Editorial: Desde a valeta de Jericó

A parábola do homem caído na valeta de Jericó, que foi proclamada no último domingo nas liturgias, pode dar-nos alguma luz sobre grandes problemas de atualidade como sejam as quotas para minorias étnicas ou a admissão de refugiados ou o cuidado dos pobres.

Por Jorge Teixeira da Cunha

Esse passo do Evangelho lança as bases de um ética social diferente, para lá da razão comum do passado e do presente. Esta tenta justificar a proximidade humana ora na confiança, ora na desconfiança do outro, ora no dever abstracto, ora mesmo no medo de que, se não fizermos nada, o barco em que estamos embarcados possa naufragar e não se salve ninguém. Ora o texto da parábola inaugura uma ética que tem o seu começo no encontro entre dois seres humanos, para lá de quaisquer ideias. Um está caído na valeta da vida; outro é um excluído em sentido moral. A ética social começa na empatia entre estes dois seres humanos caídos. Talvez a empatia humana apenas seja possível em tais estranhas circunstâncias.

De facto, o texto mostra que os seres humanos integrados na sociedade, com a sua ética e as suas leis, como é o caso do sacerdote e do levita, se encontram em circunstâncias que os impedem de viver esta empatia. Ou seja, se se inclinassem para o moribundo, incorriam no incumprimento da deontologia sacerdotal e na lei que, em tal caso, os impedia de exercer a função no Templo de Jerusalém, para onde se dirigiam em missão. É este o sentido em que a lei mata, pois é inimiga da vida.

Não vamos ir mais longe neste comentário de um texto bíblico, com o risco de incorrer na ira dos biblistas, a quem prestamos vénia. Mas dizemos ainda que Jesus não tem medo de se identificar com o samaritano da parábola, o tal caracterizado pela sua miséria moral. Dizemos ainda que o centro desta história é o homem caído a quem é dito que, uma vez levantado, faça o que fez e como fez o samaritano.

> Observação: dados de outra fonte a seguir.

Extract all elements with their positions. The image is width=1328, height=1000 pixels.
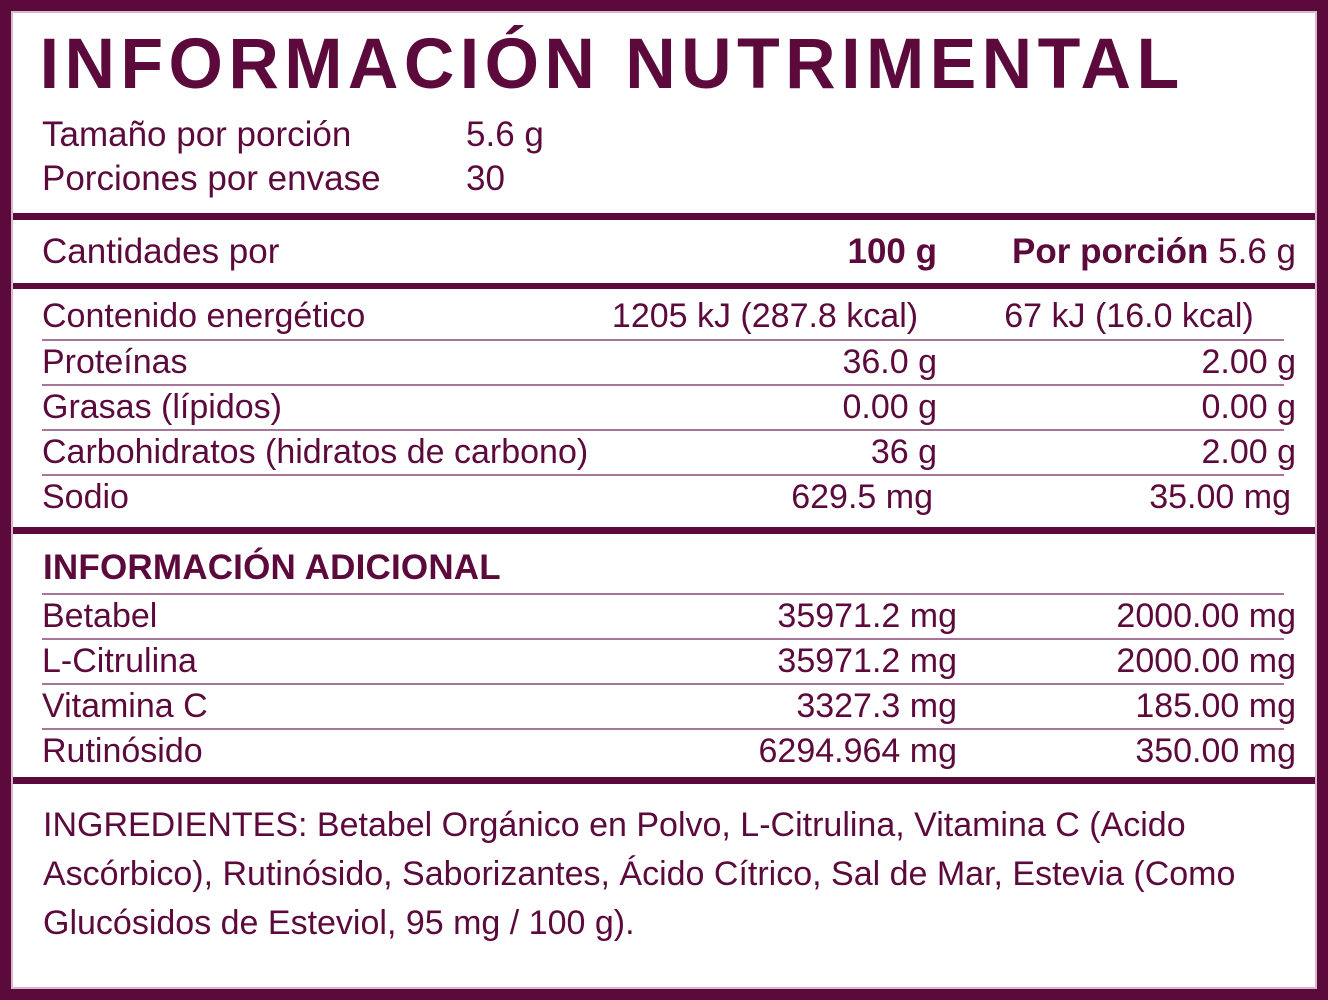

A esta luz, vemos como anda necessitada de luz a nossa ética social de hoje, a respeito de minorias, de refugiados e de outros problemas que o nosso tempo tem de enfrentar. De um modo geral, as pessoas integradas da sociedade, aquelas que controlam a cultura, inclinam-se paternalisticamente sobre os outros que lhes parecem necessitados de voz e de vez, dando-lhes lugares na universidade, quotas no parlamento, quotas de imigração e assim por diante. Ora, toda esta boa vontade é claramente desfocada e insuficiente, se antes não houver o cair em si que torna moral o ser humano, caído na valetas da vida, pois essa advertência é que o torna comunicante com o outro. Só sobre a empatia é possível o diálogo de culturas e a convivência cívica plural.

Este é também o caminho da evangelização. À imagem do Bom Samaritano da humanidade, não se trata de ir ao encontro do que anda perdido para o trazer ao bom caminho religioso e moral. Isso, pelo menos não é o ponto de partida. Trata-se, pelo contrário, de descobrir os valores do outro, as suas motivações e de muito discretamente pronunciar o nome do divino iniciador do mundo à vida e aos seus valores. Esse iniciador é Cristo.